Confidential communication
Request that we contact you only at specific addresses or phone numbers.
Paper copy
Receive a paper copy of this Notice at any time, even if you've accepted it electronically.
File a complaint
File a complaint with us or with the U.S. Department of Health and Human Services Office for Civil Rights. We will not retaliate.

— 06Security

We maintain administrative, physical, and technical safeguards required by HIPAA. This includes encrypted EHR systems, secure messaging, locked physical records, business associate agreements with all vendors who access PHI, and breach notification procedures.

If a breach of unsecured PHI occurs, we will notify affected individuals within 60 days as required by law.

— 07Cookies and tracking

flowtherapy.com uses minimal cookies — only essential ones for site function.

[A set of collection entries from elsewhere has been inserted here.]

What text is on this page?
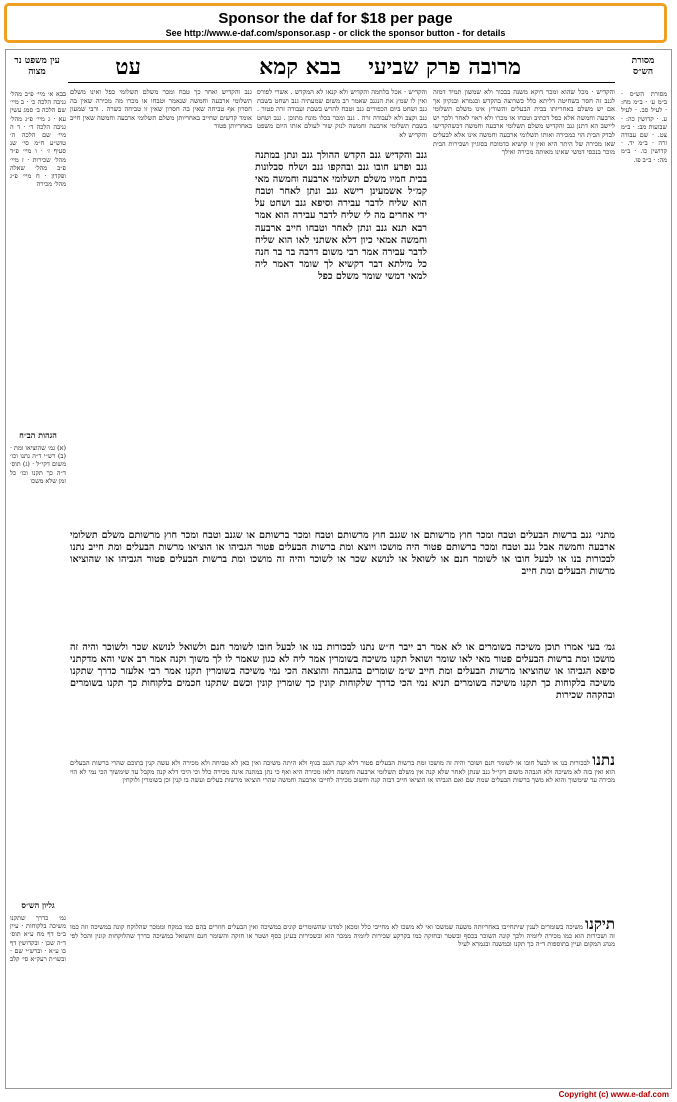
Sponsor the daf for $18 per page
See http://www.e-daf.com/sponsor.asp - or click the sponsor button - for details
מרובה פרק שביעי
בבא קמא
עט	מסורת הש״ס
עין משפט נר מצוה
מסורת הש״ס · ב״מ ע׳ · ב״מ מח: · לעיל סב. · לעיל ע. · קדושין כה: · שבועות מב: · ב״מ צט. · שם עבודה זרה · ב״מ יד. · קדושין כו. · ב״מ מה: · ב״ב פו.
בבא א׳ מיי׳ פ״ב מהל׳ גניבה הלכה כ׳ · ב מיי׳ שם הלכה ב׳ סמג עשין עא · ג מיי׳ פ״ג מהל׳ גניבה הלכה ד׳ · ד ה מיי׳ שם הלכה ה׳ טוש״ע ח״מ סי׳ שנ סעיף ז׳ · ו מיי׳ פ״ד מהל׳ שכירות · ז מיי׳ פ״ב מהל׳ שאלה ופקדון · ח מיי׳ פ״ג מהל׳ מכירה
הגהות הב״ח
(א) גמ׳ שהוציאו ומת · (ב) רש״י ד״ה נתנו וכו׳ משום דקי״ל · (ג) תוס׳ ד״ה כך תקנו וכו׳ כל זמן שלא משכו
גליון הש״ס
גמ׳ כדרך שתקנו משיכה בלקוחות · עיין ב״מ דף מח ע״א תוס׳ ד״ה שכן · ובקדושין דף כו ע״א · וברש״י שם · ובשו״ת רעק״א סי׳ קלב
והקדיש · מכל שהוא ומכר דוקא משנה בבכור ולא שמשון תמיד דמזה לגנב זה חסר בשחיטה דליתא כלל כשרוצה בהקדש ובגמרא ובנקיון אך אם יש משלם באחריותו בבית הבעלים והשורץ אינו משלם תשלומי ארבעה וחמשה אלא כפל דכתיב וטבחו או מכרו ולא ראוי לאחר ולכך יש ליישב הא דתנן גנב והקדיש משלם תשלומי ארבעה וחמשה דכשהקדישו לבדק הבית הוי כמכירה ואותו תשלומי ארבעה וחמשה אינו אלא לבעלים שאז מכירה של היתר היא ואין זו קושיא כדמוכח בסוגיין ושכירות הבית מוכר בנכסי דמשי שאינו מאותה מכירה ואילך
גנב והקדיש ואחר כך טבח ומכר משלם תשלומי כפל ואינו משלם תשלומי ארבעה וחמשה שנאמר וטבחו או מכרו מה מכירה שאין בה חסרון אף טביחה שאין בה חסרון שאין זו טביחה כשרה . ורבי שמעון אומר קדשים שחייב באחריותן משלם תשלומי ארבעה וחמשה שאין חייב באחריותן פטור
והקדיש · אכל בלחמה והקדיש ולא קנאו לא המקדש . אשרי לפורס ואין לו שמץ את הנגנב שאמר רב משום שמעתיה גנב ושחט בשבת גנב ושחט ביום הכפורים גנב וטבח להרש בשבת ועבודה זרה פטור . גנב וקצב ולא לעבודה זרה . גנב ומכר בכלו מונח מתוכן . גנב ושחט בשבת תשלומי ארבעה וחמשה לנזק שור לעולם אותו היום משפט והקדיש לא
גנב והקדיש גנב הקדש ההולך גנב ונתן במתנה גנב ופרע חובו גנב ובהקפו גנב ושלח סבלונות בבית חמיו משלם תשלומי ארבעה וחמשה מאי קמ״ל אשמעינן רישא גנב ונתן לאחר וטבח הוא שליח לדבר עבירה וסיפא גנב ושחט על ידי אחרים מה לי שליח לדבר עבירה הוא אמר רבא תנא גנב ונתן לאחר וטבחו חייב ארבעה וחמשה אמאי כיון דלא אשתני לאו הוא שליח לדבר עבירה אמר רבי משום דרבה בר בר חנה כל מילתא דבר דקשיא לך שומר דאמר ליה למאי דמשי שומר משלם כפל
מתני׳ גנב ברשות הבעלים וטבח ומכר חוץ מרשותם או שגנב חוץ מרשותם וטבח ומכר ברשותם או שגנב וטבח ומכר חוץ מרשותם משלם תשלומי ארבעה וחמשה אבל גנב וטבח ומכר ברשותם פטור היה מושכו ויוצא ומת ברשות הבעלים פטור הגביהו או הוציאו מרשות הבעלים ומת חייב נתנו לבכורות בנו או לבעל חובו או לשומר חנם או לשואל או לנושא שכר או לשוכר והיה זה מושכו ומת ברשות הבעלים פטור הגביהו או שהוציאו מרשות הבעלים ומת חייב
גמ׳ בעי אמרו תוכן משיכה בשומרים או לא אמר רב ייבר ח״ש נתנו לבכורות בנו או לבעל חובו לשומר חנם ולשואל לנושא שכר ולשוכר והיה זה מושכו ומת ברשות הבעלים פטור מאי לאו שומר ושואל תקנו משיכה בשומרין אמר ליה לא כגון שאמר לו לך משוך וקנה אמר רב אשי והא מדקתני סיפא הגביהו או שהוציאו מרשות הבעלים ומת חייב ש״מ שומרים בהגבהה והוצאה הכי נמי משיכה בשומרין תקנו אמר רבי אלעזר כדרך שתקנו משיכה בלקוחות כך תקנו משיכה בשומרים תניא נמי הכי כדרך שלקוחות קונין כך שומרין קונין וכשם שתקנו חכמים בלקוחות כך תקנו בשומרים ובהקהה שכירות
נתנו לבכורות בנו או לבעל חובו או לשומר חנם ושוכר והיה זה מושכו ומת ברשות הבעלים פטור דלא קנה הגנב בגוף ולא היתה משיכה ואין כאן לא טביחה ולא מכירה ולא עשה קנין בתוכם שהרי ברשות הבעלים הוא ואין בזה לא משיכה ולא הגבהה משום דקי״ל גנב שנתן לאחר שלא קנה אין משלם תשלומי ארבעה וחמשה דלאו מכירה היא ואף כי נתן במתנה אינה מכירה כלל וכי היכי דלא קנה מקבל עד שימשוך הכי נמי לא הוי מכירה עד שימשוך והוא לא משך ברשות הבעלים שמת שם ואם הגביהו או הוציאו חייב דבזה קנה וחשוב מכירה לחייבו ארבעה וחמשה שהרי הוציאו מרשות בעלים ועשה בו קנין וכן בשומרין ולוקחין
תיקנו משיכה בשומרים לענין שיתחייבו באחריותה משעה שמשכו ואי לא משכו לא מחייבי כלל ומכאן למדנו שהשומרים קונים במשיכה ואין הבעלים חוזרים בהם כמו במקח וממכר שהלוקח קונה במשיכה וזה כמו זה ושכירות הוא כמו מכירה ליומיה ולכך קונה השוכר בכסף ובשטר ובחזקה כמו בקרקע שכירות ליומיה ממכר הוא ובשכירות בעינן כסף ושטר או חזקה והשומר חנם והשואל במשיכה כדרך שהלוקחות קונין והכל לפי מנהג המקום ועיין בתוספות ד״ה כך תקנו ובמשנה ובגמרא לעיל
Copyright (c) www.e-daf.com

We do not use third-party advertising cookies, tracking pixels, or behavioral analytics. We may use a privacy-respecting analytics provider to count visits (no personal identifiers). You can disable cookies in your browser without losing site functionality.

— 08Changes and contact

We may update this Notice. The effective date appears at the top. Material changes will be posted prominently on flowtherapy.com.

To exercise any HIPAA right, file a complaint, or ask questions about this Notice:

Katie Thornton, LCSW · Privacy Officer
Email: privacy@flowtherapy.com
Mail: Flow Therapy, Houston, TX

You may also file a complaint with the U.S. Department of Health and Human Services Office for Civil Rights at hhs.gov/ocr.